The 45-year-old Atmore man was convicted in federal court in Mobile and sent to the United States Penitentiary in Atlanta to serve his sentence. He was released in 2019 and spent the next five years on supervised release.
Apparently, though, the U.S. Attorney’s Office failed to file the proper paperwork to let other agencies know the convicted bank robber had served his time.
On June 21, Circuit Judge Jeff White granted Jeter a Motion to Nol Prosse, stating that “the defendant may be released from jail on this charge,” and he was freed from the county jail.
Judy and David Messic, Jeter’s mother and stepfather, said they received numerous calls after the arrest was reported from people who thought he had been arrested on a new robbery charge.
“The people in Mobile didn’t do the paperwork they were supposed to,” David Messic said. “We found out they were holding him in the county jail, and we went and talked to the sheriff’s investigators. They called and confirmed that he had served his time, and he was let out. He stayed in jail three days before we finally got him out.”
The Messics said Jeter suffers from and takes medications for paranoid-schizophrenia. They said he is able to function normally as long as he is taking the medications but worry that the misinformation that led to his recent arrest could trigger an episode.

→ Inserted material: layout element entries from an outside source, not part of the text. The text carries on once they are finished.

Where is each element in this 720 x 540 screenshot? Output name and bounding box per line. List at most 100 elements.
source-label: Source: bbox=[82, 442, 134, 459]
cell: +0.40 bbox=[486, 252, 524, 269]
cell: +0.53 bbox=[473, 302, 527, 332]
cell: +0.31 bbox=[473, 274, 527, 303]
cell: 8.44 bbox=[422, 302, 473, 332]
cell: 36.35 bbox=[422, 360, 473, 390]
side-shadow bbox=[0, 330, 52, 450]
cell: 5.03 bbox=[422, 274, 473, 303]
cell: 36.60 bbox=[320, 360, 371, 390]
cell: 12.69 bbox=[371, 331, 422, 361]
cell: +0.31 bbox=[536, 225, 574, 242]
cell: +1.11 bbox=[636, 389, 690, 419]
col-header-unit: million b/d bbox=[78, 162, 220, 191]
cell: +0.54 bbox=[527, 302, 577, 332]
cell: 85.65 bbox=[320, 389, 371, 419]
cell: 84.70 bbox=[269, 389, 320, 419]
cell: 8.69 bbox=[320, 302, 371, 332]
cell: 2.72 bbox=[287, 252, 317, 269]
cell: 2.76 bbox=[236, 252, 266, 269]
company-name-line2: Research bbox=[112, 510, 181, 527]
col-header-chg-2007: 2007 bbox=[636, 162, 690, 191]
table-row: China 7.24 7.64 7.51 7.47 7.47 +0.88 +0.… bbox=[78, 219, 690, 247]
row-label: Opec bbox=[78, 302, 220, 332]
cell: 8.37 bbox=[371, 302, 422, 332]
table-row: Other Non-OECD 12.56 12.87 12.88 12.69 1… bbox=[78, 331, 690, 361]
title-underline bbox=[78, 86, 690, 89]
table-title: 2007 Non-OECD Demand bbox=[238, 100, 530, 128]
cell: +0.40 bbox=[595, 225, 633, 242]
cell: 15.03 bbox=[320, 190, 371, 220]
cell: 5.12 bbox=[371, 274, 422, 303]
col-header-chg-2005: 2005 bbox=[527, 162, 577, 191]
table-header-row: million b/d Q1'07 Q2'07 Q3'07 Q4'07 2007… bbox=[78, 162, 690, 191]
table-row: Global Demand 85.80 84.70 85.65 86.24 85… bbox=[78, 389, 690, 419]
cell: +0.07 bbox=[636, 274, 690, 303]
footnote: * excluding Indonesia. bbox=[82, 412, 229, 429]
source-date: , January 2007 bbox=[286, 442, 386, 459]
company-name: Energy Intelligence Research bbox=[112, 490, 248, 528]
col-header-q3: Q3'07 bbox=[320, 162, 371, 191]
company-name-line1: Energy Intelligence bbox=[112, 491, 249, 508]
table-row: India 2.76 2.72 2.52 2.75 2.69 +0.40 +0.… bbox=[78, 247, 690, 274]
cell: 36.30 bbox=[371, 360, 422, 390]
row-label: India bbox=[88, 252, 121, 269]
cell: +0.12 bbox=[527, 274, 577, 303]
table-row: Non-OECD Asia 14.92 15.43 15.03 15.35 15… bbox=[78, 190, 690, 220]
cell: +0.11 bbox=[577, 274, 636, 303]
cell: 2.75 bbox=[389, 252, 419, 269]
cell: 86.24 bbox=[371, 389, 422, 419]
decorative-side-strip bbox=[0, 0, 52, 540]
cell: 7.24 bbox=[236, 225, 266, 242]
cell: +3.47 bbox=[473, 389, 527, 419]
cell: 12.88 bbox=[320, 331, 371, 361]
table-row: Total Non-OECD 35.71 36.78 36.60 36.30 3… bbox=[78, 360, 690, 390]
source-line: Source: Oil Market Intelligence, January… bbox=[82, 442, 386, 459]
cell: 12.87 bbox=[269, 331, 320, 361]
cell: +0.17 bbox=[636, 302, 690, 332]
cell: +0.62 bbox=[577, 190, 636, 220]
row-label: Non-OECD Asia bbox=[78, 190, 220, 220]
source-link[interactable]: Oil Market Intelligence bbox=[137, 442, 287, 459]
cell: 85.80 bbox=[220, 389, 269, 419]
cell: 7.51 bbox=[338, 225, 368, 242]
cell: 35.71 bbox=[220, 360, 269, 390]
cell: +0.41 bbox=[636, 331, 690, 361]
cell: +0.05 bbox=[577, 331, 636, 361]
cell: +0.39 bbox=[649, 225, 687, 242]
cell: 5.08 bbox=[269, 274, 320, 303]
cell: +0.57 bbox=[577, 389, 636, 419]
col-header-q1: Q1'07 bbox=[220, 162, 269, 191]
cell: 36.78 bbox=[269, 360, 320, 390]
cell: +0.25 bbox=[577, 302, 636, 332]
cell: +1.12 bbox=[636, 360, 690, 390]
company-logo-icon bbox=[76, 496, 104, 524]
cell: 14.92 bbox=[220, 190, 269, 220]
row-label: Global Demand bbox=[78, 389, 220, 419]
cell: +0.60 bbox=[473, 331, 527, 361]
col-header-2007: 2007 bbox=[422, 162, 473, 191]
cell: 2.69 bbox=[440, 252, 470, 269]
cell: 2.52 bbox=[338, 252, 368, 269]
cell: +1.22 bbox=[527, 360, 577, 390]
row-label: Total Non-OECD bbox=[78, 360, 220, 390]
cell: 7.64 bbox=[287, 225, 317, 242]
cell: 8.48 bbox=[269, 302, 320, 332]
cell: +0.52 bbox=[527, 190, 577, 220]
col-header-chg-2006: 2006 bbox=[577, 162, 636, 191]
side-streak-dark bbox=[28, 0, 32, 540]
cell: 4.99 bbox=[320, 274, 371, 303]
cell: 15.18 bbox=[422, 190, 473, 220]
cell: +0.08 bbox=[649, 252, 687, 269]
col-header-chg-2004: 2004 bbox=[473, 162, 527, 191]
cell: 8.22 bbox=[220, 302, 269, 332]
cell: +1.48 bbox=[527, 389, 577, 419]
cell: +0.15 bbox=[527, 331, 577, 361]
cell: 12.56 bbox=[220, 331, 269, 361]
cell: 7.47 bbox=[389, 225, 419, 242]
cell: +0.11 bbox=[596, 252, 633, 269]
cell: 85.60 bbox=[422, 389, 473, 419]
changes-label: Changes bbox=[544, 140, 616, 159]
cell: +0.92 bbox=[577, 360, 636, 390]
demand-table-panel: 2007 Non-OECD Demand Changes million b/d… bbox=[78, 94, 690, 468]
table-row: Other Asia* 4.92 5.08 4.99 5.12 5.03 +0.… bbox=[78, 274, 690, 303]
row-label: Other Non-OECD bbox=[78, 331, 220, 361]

“We don’t want this to throw him off,” David Messic said of his stepson, who lost the travel trailer in which he was living to a June fire. “We worry that if it gets bad enough, and he goes haywire, he might hurt himself or somebody else.”
According to WebMD, people with such a condition suffer from delusions and are “unreasonably suspicious of others,” which makes it hard for them to “hold a job, run errands, have friendships and even go to the doctor.” The illness is a lifelong malady, but medications and other therapies help stop the symptoms or at least make them easier to live with.
“He’ll do anything for anybody when he’s taking his medicine,” said Judy Messic, to which David replied that, “if he (Jeter) is in his yard, and somebody walks up and tells him they need a ride to Perdido, he’ll jump in his car and take them.”
Efforts to contact the U.S. Attorney’s Office in Mobile were unsuccessful by Tuesday’s press deadline.